ISIS under fire in region where Christians abducted
BEIRUT -- Fierce fighting between Kurdish and Christian militiamen and Islamic State of Iraq and Syria (ISIS) militants is continuing in northeastern Syria where the extremist group recently abducted at least 70 Christians.
Hassakeh province, which borders Turkey and Iraq, has become a significant battleground in the fight against ISIS. The group overran a cluster of villages nestled along the Khabur River on Monday, seizing dozens of Christians, many of them women and children.

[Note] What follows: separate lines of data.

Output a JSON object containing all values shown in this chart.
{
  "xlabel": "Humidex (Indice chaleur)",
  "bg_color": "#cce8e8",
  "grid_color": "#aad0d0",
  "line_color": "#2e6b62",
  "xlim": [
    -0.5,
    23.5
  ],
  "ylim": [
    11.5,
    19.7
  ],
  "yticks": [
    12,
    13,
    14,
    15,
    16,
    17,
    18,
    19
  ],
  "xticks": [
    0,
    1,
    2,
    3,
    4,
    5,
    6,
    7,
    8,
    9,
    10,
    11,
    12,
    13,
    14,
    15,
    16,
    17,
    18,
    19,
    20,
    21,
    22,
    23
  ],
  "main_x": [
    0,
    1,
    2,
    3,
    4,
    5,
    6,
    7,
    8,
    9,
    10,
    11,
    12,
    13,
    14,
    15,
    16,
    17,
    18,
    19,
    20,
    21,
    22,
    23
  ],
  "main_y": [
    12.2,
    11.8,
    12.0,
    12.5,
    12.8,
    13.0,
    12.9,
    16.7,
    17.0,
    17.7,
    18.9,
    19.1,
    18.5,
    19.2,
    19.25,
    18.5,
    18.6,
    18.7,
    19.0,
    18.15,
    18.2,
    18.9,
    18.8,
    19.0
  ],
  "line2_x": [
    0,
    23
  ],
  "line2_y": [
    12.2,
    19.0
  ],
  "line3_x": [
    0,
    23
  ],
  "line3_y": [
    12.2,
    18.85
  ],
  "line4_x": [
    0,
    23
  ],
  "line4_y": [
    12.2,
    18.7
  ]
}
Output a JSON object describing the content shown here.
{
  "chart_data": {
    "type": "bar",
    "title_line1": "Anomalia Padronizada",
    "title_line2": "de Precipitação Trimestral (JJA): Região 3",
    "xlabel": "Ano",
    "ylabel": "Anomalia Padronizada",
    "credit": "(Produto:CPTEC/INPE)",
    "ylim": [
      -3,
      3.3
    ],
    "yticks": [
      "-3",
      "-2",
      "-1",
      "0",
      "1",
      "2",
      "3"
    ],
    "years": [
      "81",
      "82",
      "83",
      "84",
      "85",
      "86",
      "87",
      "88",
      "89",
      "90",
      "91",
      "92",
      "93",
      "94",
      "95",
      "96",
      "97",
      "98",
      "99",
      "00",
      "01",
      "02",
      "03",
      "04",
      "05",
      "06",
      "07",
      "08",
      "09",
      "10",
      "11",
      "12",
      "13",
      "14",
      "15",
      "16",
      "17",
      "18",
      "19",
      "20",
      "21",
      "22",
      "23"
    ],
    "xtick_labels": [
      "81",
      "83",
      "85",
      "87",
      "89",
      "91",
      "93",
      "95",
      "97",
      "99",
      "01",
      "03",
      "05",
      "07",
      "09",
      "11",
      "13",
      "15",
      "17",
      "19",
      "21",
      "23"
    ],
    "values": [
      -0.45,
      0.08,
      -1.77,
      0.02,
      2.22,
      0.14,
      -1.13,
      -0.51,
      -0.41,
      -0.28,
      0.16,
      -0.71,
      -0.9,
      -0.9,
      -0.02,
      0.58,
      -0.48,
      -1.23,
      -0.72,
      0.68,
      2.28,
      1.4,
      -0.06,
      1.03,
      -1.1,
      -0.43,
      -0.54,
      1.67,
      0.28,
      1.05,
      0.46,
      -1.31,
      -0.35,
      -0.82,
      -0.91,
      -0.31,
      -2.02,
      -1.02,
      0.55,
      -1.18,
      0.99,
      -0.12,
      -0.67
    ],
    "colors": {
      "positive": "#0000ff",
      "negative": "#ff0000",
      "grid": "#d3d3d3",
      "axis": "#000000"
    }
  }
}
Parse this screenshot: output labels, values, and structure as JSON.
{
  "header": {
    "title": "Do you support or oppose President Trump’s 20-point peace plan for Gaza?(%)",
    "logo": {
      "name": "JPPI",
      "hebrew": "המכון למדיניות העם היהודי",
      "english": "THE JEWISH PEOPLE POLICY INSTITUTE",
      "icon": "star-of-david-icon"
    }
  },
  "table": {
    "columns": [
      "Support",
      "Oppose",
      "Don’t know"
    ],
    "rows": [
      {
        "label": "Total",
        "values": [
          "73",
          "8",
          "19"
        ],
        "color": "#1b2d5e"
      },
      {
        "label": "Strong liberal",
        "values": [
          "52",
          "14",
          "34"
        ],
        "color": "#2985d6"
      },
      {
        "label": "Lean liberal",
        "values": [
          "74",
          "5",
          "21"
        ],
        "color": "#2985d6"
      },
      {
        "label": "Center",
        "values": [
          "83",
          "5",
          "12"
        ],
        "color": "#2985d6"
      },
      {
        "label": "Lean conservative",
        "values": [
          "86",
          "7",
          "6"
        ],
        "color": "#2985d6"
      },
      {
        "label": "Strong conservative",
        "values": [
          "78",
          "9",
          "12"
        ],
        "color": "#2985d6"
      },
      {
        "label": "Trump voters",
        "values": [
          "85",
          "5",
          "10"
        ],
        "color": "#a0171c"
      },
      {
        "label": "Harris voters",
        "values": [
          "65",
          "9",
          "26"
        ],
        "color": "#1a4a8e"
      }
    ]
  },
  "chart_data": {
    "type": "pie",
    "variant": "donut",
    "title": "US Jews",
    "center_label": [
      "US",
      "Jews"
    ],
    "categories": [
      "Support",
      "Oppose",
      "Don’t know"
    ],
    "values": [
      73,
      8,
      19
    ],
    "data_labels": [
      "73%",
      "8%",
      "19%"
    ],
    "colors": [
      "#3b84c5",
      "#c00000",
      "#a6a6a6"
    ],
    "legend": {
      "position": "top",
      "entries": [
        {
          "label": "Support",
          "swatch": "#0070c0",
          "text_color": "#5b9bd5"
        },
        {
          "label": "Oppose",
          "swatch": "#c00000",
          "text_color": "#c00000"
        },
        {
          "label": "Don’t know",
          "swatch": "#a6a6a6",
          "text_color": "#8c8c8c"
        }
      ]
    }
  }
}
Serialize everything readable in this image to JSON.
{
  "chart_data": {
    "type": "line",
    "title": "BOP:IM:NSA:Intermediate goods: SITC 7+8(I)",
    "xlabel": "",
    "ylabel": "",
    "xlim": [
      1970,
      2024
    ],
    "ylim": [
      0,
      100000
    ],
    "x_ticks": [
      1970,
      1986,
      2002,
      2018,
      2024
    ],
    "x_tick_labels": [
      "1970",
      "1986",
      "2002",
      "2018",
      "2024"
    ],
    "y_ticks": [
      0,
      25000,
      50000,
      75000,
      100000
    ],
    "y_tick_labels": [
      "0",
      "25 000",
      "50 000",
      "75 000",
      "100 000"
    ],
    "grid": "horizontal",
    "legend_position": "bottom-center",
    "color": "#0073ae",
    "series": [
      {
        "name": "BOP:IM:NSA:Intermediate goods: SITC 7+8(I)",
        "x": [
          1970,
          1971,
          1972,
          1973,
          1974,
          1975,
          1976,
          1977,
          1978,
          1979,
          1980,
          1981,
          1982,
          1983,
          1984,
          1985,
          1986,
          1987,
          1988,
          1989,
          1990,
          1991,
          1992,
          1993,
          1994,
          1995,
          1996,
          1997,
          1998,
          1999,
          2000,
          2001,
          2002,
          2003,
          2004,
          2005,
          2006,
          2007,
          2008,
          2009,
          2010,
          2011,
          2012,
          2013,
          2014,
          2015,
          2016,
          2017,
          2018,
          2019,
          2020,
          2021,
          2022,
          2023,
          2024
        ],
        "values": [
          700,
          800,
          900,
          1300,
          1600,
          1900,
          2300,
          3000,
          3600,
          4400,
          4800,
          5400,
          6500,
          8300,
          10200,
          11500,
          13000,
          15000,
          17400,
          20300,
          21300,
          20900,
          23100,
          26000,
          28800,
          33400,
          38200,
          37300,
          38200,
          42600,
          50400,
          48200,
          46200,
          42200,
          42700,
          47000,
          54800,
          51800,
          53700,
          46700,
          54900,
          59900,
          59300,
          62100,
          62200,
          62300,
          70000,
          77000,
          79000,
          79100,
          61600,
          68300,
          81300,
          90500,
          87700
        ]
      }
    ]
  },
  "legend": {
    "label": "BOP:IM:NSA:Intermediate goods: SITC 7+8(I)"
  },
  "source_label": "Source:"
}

Thousands of others fled to safer areas.
The fate of those kidnapped was still unclear Wednesday, two days after they were seized, but one activist group in the city of Raqqa, ISIS' defacto capital, said they had been brought there.
The group, which calls itself "Raqqa is Being Slaughtered in Silence," said on their blog that ISIS fighters had brought the Assyrian hostages to the city, hostages to the city of Raqqa, about 150 miles southwest of Hassakeh.
The Britain-based Syrian Observatory for Human Rights and a Christian group called the Syriac Military Council said heavy clashes pitting Christian fighters and other groups against ISIS militants in Hassakeh were continuing.
ISIS has come under increasing pressure in the area in recent days, with Syrian President Bashar Assad sending additional state forces to the front lines and Kurdish fighters and rival rebel groups also squeezing the militants.
The U.S. military confirmed Wednesday that coalition forces had attacked ISIS targets in Hassakeh province within the last 24 hours.
Among the nine airstrikes carried out inside Syria, three struck an ISIS vehicle in the region where the Assyrians were abducted. The Pentagon did not provide any details on who was believed to have been traveling in the vehicle at the time.